Alternative hypothesis:
`\mu_(1) < \mu_(2)`

Since we don't know the population deviations for each group, for this case is better apply a t test to compare means, and the statistic is given by:

`t=\frac{\bar X_(1)-\bar X_(2)}{\sqrt{(s^2_(1))/(n_(1))+(s^2_(2))/(n_(2))}}` (1)

t-test: Is used to compare group means. Is one of the most common tests and is used to determine whether the means of two groups are equal to each other.

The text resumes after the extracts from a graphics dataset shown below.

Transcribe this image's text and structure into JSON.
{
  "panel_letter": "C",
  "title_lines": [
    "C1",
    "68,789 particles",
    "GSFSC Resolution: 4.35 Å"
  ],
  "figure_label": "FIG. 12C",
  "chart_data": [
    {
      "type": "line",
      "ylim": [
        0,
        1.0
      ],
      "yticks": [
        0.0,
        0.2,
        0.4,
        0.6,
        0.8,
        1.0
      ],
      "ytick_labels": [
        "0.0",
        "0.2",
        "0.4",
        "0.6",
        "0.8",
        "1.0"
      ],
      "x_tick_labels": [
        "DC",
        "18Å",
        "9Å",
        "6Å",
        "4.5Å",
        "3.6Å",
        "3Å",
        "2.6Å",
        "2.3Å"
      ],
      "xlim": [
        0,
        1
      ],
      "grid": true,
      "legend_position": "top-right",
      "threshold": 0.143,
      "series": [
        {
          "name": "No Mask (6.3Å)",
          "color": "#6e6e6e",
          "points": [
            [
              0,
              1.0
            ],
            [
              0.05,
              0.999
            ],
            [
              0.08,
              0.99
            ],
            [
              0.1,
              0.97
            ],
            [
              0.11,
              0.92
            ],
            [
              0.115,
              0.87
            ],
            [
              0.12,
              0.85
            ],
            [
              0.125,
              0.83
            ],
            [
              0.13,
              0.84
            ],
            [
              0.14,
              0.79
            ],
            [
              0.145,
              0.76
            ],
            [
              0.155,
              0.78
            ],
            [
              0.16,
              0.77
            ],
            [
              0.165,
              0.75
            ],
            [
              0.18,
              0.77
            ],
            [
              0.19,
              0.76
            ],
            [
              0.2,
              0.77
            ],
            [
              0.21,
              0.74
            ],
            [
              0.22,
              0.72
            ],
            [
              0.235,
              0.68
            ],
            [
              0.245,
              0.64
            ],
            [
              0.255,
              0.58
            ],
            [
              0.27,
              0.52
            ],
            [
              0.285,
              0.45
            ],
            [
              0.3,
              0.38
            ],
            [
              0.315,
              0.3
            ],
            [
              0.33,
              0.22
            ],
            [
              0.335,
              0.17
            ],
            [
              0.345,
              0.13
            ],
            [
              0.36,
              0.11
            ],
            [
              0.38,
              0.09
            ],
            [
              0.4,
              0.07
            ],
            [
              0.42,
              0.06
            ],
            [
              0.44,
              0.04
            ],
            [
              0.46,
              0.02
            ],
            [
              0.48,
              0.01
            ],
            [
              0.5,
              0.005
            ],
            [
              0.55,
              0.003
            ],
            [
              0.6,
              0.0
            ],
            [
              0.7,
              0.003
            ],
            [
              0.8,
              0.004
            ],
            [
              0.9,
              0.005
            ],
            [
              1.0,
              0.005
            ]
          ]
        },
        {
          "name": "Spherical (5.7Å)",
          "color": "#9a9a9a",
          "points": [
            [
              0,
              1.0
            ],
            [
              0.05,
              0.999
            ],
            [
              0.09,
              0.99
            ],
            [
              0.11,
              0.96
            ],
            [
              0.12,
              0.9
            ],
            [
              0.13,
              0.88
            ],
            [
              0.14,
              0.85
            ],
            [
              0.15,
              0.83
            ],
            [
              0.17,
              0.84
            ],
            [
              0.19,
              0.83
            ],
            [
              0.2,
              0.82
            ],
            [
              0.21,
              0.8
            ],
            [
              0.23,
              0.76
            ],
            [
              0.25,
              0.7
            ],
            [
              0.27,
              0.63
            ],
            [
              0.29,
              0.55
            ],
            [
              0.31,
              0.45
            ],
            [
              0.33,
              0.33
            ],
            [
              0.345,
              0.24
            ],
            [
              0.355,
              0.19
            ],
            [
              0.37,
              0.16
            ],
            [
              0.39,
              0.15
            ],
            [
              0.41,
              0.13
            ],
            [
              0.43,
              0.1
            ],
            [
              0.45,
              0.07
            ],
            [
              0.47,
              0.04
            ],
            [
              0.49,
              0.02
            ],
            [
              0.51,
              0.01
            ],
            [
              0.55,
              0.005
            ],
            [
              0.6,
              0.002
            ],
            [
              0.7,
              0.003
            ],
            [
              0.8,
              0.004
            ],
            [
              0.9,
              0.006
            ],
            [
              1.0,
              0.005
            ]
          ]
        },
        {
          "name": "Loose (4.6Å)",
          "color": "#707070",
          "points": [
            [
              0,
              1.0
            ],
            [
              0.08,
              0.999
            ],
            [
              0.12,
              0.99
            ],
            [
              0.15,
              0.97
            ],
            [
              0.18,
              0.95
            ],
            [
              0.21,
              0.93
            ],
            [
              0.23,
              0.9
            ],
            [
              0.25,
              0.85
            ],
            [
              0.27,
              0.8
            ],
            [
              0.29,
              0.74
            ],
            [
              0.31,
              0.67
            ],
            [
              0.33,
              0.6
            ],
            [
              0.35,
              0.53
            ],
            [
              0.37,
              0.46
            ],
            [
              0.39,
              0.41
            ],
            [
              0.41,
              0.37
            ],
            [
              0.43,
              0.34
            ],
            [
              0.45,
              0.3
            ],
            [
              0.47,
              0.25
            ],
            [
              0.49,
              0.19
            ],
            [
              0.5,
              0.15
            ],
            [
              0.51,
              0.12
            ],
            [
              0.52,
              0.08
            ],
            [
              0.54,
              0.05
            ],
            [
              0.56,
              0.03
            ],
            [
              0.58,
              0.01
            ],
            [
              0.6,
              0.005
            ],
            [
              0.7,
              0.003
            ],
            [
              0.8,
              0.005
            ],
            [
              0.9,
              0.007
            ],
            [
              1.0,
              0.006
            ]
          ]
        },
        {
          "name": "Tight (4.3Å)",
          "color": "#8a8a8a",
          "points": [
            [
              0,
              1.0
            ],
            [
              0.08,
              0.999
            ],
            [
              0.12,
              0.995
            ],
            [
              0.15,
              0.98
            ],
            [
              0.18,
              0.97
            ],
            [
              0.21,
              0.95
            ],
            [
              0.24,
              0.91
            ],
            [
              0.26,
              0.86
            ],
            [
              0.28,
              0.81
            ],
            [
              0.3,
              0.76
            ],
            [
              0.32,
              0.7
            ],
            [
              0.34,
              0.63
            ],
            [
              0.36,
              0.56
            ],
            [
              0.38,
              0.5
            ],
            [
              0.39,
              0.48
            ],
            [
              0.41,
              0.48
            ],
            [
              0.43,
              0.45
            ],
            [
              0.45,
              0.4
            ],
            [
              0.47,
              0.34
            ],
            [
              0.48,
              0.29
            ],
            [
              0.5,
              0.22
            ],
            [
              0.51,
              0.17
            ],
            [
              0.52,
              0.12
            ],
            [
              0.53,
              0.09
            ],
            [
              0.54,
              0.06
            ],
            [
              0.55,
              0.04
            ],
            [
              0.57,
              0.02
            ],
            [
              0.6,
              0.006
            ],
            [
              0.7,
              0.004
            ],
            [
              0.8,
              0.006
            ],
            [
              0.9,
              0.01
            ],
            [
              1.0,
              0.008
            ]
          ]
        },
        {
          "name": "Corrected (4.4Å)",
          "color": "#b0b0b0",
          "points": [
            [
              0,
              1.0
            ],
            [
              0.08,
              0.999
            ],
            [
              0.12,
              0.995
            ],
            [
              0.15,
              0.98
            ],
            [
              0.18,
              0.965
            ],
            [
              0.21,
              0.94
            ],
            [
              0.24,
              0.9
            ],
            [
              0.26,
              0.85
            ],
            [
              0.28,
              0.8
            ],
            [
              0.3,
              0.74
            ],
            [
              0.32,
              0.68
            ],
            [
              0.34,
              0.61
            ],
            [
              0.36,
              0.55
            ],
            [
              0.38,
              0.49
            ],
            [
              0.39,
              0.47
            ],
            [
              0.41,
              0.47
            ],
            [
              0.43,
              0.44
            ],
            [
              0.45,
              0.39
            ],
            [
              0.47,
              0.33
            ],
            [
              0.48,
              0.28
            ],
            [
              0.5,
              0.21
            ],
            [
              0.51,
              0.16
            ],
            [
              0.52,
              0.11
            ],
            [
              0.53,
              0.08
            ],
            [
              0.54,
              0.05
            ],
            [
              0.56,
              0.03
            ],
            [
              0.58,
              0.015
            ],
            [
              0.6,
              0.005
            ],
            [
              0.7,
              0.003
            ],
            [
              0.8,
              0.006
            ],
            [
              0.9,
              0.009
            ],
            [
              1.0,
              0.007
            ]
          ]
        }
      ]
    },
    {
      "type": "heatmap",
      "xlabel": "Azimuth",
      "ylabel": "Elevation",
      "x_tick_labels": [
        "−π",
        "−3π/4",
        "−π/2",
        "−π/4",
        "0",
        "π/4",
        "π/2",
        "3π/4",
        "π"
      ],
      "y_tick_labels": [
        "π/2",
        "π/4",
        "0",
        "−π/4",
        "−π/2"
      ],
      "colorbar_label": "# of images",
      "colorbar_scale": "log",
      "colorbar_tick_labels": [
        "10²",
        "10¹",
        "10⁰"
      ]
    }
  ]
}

Determine the critical value(s).

Based on the significance level
`\alpha=0.05`, we can find the critical values with the t distribution with 86+86-2=170 degrees of freedom, we are looking for values that accumulates 0.05 of the left tail of the distirbution.

For this case the value is
`t_(\alpha)=-1.653`

Calculate the value of the test statistic for this hypothesis testing.

Since we have all the values we can replace in formula (1) like this:

`t=\frac{62-66}{\sqrt{(10.5^2)/(86)+(12^2)/(86)}}}=-2.326`

What is the p-value for this hypothesis test?

Since is a left tailed test the p value would be:

`p_v =P(t_(170)<-2.326)=0.0106`

Based on the p-value, what is your conclusion?

Comparing the p value with the significance level given
`\alpha=0.05` we see that
`p_v<\alpha` so we can conclude that we can reject the null hypothesis, so the mean for the compound 1 is significantly less than the mean for the compound 2.